In Brazil, the Company’s Gas Insulated Switchgear business is under investigation by the CADE for alleged anticompetitive practices. In addition, the CADE has opened an investigation into certain other power businesses of the Company, including flexible alternating current transmission systems (FACTS) and power transformers. An informed judgment about the outcome of these investigations or the amount of potential loss or range of loss for the Company, if any, relating to these investigations cannot be made at this stage.

In Italy, one of the Company’s recently acquired subsidiaries was raided in October 2013 by the Italian Antitrust Agency for alleged anticompetitive practices. In July 2014, the Company received the decision of the Italian Antitrust Agency regarding this matter. The agency closed its investigation without imposing a fine and accepted the non-financial commitments offered by the Company.

With respect to those aforementioned matters which are still ongoing, management is cooperating fully with the antitrust authorities.

General

In addition, the Company is aware of proceedings, or the threat of proceedings, against it and others in respect of private claims by customers and other third parties with regard to certain actual or alleged anticompetitive practices. Also, the Company is subject to other various legal proceedings, investigations, and claims that have not yet been resolved. With respect to the above-mentioned regulatory matters and commercial litigation contingencies, the Company will bear the costs of the continuing investigations and any related legal proceedings.

Liabilities recognized

At December 31, 2014 and 2013, the Company had aggregate liabilities of $147 million and $245 million, respectively, included in “Other provisions” and “Other non-current liabilities”, for the above regulatory, compliance and legal contingencies, and none of the individual liabilities recognized was significant. As it is not possible to make an informed judgment on the outcome of certain matters and as it is not possible, based on information currently available to management, to estimate the maximum potential liability on other matters, there could be material adverse outcomes beyond the amounts accrued.

Guarantees

General

The following table provides quantitative data regarding the Company’s third-party guarantees. The maximum potential payments represent a “worst-case scenario”, and do not reflect management’s expected outcomes.

 

Maximum potential payments

December 31, ($ in millions)

2014

2013

Performance guarantees

232

149

Financial guarantees

72

77

Indemnification guarantees

50

50

Total

354

276

The carrying amount of liabilities recorded in the Consolidated Balance Sheets reflects the Company’s best estimate of future payments, which it may incur as part of fulfilling its guarantee obligations. In respect of the above guarantees, the carrying amounts of liabilities at December 31, 2014 and 2013, were not significant.

Performance guarantees

Performance guarantees represent obligations where the Company guarantees the performance of a third party’s product or service according to the terms of a contract. Such guarantees may include guarantees that a project will be completed within a specified time.
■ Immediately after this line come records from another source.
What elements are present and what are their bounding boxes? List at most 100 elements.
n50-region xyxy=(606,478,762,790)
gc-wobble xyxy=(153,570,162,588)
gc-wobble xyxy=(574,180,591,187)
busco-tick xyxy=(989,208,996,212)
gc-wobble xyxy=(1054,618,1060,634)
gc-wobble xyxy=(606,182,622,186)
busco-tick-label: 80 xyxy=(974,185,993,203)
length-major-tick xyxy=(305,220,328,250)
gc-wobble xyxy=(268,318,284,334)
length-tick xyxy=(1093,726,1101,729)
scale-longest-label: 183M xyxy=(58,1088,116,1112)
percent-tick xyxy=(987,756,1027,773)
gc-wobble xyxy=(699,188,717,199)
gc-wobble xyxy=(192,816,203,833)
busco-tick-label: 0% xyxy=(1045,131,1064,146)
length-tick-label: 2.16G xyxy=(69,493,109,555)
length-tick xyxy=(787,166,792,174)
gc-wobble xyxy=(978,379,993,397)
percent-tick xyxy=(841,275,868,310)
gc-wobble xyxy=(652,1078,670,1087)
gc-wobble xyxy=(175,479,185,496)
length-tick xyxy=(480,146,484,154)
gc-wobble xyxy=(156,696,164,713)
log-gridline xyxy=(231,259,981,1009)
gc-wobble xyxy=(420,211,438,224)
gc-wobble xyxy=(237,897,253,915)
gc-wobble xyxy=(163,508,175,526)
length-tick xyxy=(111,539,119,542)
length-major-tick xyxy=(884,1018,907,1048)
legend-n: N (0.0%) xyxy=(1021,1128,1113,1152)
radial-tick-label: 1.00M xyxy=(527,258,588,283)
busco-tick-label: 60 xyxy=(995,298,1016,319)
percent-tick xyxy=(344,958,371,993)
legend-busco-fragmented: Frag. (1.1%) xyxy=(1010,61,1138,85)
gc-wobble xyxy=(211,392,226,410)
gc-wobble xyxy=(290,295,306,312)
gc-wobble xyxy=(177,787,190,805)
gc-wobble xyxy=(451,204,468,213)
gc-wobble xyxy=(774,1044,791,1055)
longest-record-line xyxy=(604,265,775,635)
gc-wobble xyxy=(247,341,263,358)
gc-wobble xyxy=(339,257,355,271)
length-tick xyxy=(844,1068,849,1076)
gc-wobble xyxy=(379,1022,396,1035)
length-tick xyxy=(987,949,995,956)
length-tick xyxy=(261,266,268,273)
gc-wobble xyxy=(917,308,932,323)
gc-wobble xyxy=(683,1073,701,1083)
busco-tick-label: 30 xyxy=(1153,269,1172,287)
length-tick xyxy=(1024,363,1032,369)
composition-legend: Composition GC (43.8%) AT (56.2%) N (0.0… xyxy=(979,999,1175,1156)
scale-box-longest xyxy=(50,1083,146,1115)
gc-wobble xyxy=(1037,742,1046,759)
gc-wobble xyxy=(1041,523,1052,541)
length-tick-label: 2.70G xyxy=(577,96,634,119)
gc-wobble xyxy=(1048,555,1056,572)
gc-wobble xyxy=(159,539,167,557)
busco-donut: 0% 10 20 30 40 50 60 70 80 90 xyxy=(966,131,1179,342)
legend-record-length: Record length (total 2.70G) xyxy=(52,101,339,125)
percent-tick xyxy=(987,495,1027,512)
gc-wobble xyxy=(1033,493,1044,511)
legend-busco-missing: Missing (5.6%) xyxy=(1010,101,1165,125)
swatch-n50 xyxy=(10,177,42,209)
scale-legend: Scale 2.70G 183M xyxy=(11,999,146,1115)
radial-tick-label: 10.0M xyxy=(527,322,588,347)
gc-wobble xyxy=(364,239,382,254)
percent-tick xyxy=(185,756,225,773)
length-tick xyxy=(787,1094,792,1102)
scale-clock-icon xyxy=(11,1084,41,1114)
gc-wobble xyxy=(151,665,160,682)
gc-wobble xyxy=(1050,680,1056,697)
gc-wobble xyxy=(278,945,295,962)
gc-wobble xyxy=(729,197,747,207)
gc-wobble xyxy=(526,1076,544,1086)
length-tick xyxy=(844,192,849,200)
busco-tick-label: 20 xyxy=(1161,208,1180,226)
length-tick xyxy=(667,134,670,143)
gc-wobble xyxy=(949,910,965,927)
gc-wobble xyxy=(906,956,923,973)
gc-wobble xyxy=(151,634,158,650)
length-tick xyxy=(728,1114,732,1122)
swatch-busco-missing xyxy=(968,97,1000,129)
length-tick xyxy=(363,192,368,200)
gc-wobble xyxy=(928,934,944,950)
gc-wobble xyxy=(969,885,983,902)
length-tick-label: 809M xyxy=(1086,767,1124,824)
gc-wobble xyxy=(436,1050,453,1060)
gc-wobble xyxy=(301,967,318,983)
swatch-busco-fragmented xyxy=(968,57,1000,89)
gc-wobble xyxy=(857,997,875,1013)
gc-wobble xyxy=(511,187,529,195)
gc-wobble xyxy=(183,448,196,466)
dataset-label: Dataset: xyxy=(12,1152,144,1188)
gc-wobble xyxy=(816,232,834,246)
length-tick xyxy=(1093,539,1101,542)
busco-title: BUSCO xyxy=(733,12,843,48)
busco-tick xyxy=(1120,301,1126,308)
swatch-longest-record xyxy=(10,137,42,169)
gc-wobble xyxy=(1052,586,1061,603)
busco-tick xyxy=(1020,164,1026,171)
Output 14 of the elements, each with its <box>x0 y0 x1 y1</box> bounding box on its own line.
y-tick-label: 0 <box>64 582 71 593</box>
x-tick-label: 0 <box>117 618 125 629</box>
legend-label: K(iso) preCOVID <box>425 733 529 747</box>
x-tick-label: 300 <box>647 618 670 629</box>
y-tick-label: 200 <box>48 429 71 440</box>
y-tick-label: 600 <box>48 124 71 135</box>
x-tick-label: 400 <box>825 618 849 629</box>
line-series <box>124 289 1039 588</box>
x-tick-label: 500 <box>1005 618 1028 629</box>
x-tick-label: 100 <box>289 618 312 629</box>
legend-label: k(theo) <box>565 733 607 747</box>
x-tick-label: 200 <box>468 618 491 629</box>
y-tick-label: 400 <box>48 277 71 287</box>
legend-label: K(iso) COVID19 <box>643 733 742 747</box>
If the third party does not fulfill the obligation, the Company will compensate the guaranteed party in cash or in kind. Performance guarantees include surety bonds, advance payment guarantees and standby letters of credit. The significant performance guarantees are described below.

The Company retained obligations for guarantees related to the Power Generation business contributed in mid-1999 to the former ABB Alstom Power NV joint venture (Alstom Power NV). The guarantees primarily consist of performance guarantees and other miscellaneous guarantees under certain contracts such as indemnification for personal injuries and property damages, taxes and compliance with labor laws, environmental laws and patents. These guarantees have no fixed expiration date. In May 2000, the Company sold its interest in Alstom Power NV to Alstom SA (Alstom). As a result, Alstom and its subsidiaries have primary responsibility for performing the obligations that are the subject of the guarantees. Further, Alstom, the parent company and Alstom Power NV, have undertaken jointly and severally to fully indemnify and hold harmless the Company against any claims arising under such guarantees. Management’s best estimate of the total maximum potential amount payable of quantifiable guarantees issued by the Company on behalf of its former Power Generation business was $65 million at both December 31, 2014 and 2013. The Company has not experienced any losses related to guarantees issued on behalf of the former Power Generation business.

The Company is engaged in executing a number of projects as a member of consortia that include third parties. In certain of these cases, the Company guarantees not only its own performance but also the work of third parties. The original maturity dates of these guarantees range from one to six years. At December 31, 2014 and 2013, the maximum potential amount payable under these guarantees as a result of third-party non-performance was $156 million and $70 million, respectively.

Financial guarantees and commercial commitments

Financial guarantees represent irrevocable assurances that the Company will make payment to a beneficiary in the event that a third party fails to fulfill its financial obligations and the beneficiary under the guarantee incurs a loss due to that failure.

At December 31, 2014 and 2013, the Company had a maximum potential amount payable of $72 million and $77 million, respectively, under financial guarantees outstanding. Of these amounts, $12 million and $15 million at December 31, 2014 and 2013, respectively, was in respect of guarantees issued on behalf of companies in which the Company formerly had or has an equity interest. The guarantees outstanding have various maturity dates up to 2020.

In addition, in the normal course of bidding for and executing certain projects, the Company has entered into standby letters of credit, bid/performance bonds and surety bonds (collectively “performance bonds”) with various financial institutions. Customers can draw on such performance bonds in the event that the Company does not fulfill its contractual obligations. The Company would then have an obligation to reimburse the financial institution for amounts paid under the performance bonds. There have been no significant amounts reimbursed to financial institutions under these types of arrangements in 2014, 2013 and 2012.

Indemnification guarantees

The Company has indemnified certain purchasers of divested businesses for potential claims arising from the operations of the divested businesses. To the extent the maximum potential loss related to such indemnifications could not be calculated, no amounts have been included under maximum potential payments in the table above. Indemnifications for which maximum potential losses could not be calculated include indemnifications for legal claims. The significant indemnification guarantees for which maximum potential losses could be calculated are described below.

The Company issued to the purchasers of Lummus Global guarantees related to assets and liabilities divested in 2007. The maximum potential amount payable relating to this business, pursuant to the sales agreement, at each of December 31, 2014 and 2013, was $50 million.

Product and order-related contingencies

The Company calculates its provision for product warranties based on historical claims experience and specific review of certain contracts.

The reconciliation of the “Provisions for warranties”, including guarantees of product performance, was as follows:

($ in millions)

2014

2013

Balance at January 1,

1,362

1,291

Net change in warranties due to acquisitions and divestments

11

111

Claims paid in cash or in kind

(319)

(294)

Net increase in provision for changes in estimates, warranties issued and warranties expired

224

245

Exchange rate differences

(130)

9

Balance at December 31,

1,148

1,362

Related party transactions

The Company conducts business with certain companies where members of the Company’s Board of Directors or Executive Committee act, or in recent years have acted, as directors or senior executives. The Company’s Board of Directors has determined that the Company’s business relationships with those companies do not constitute material business relationships. This determination was made in accordance with the Company’s related party transaction policy which was prepared based on the Swiss Code of Best Practice and the independence criteria set forth in the corporate governance rules of the New York Stock Exchange.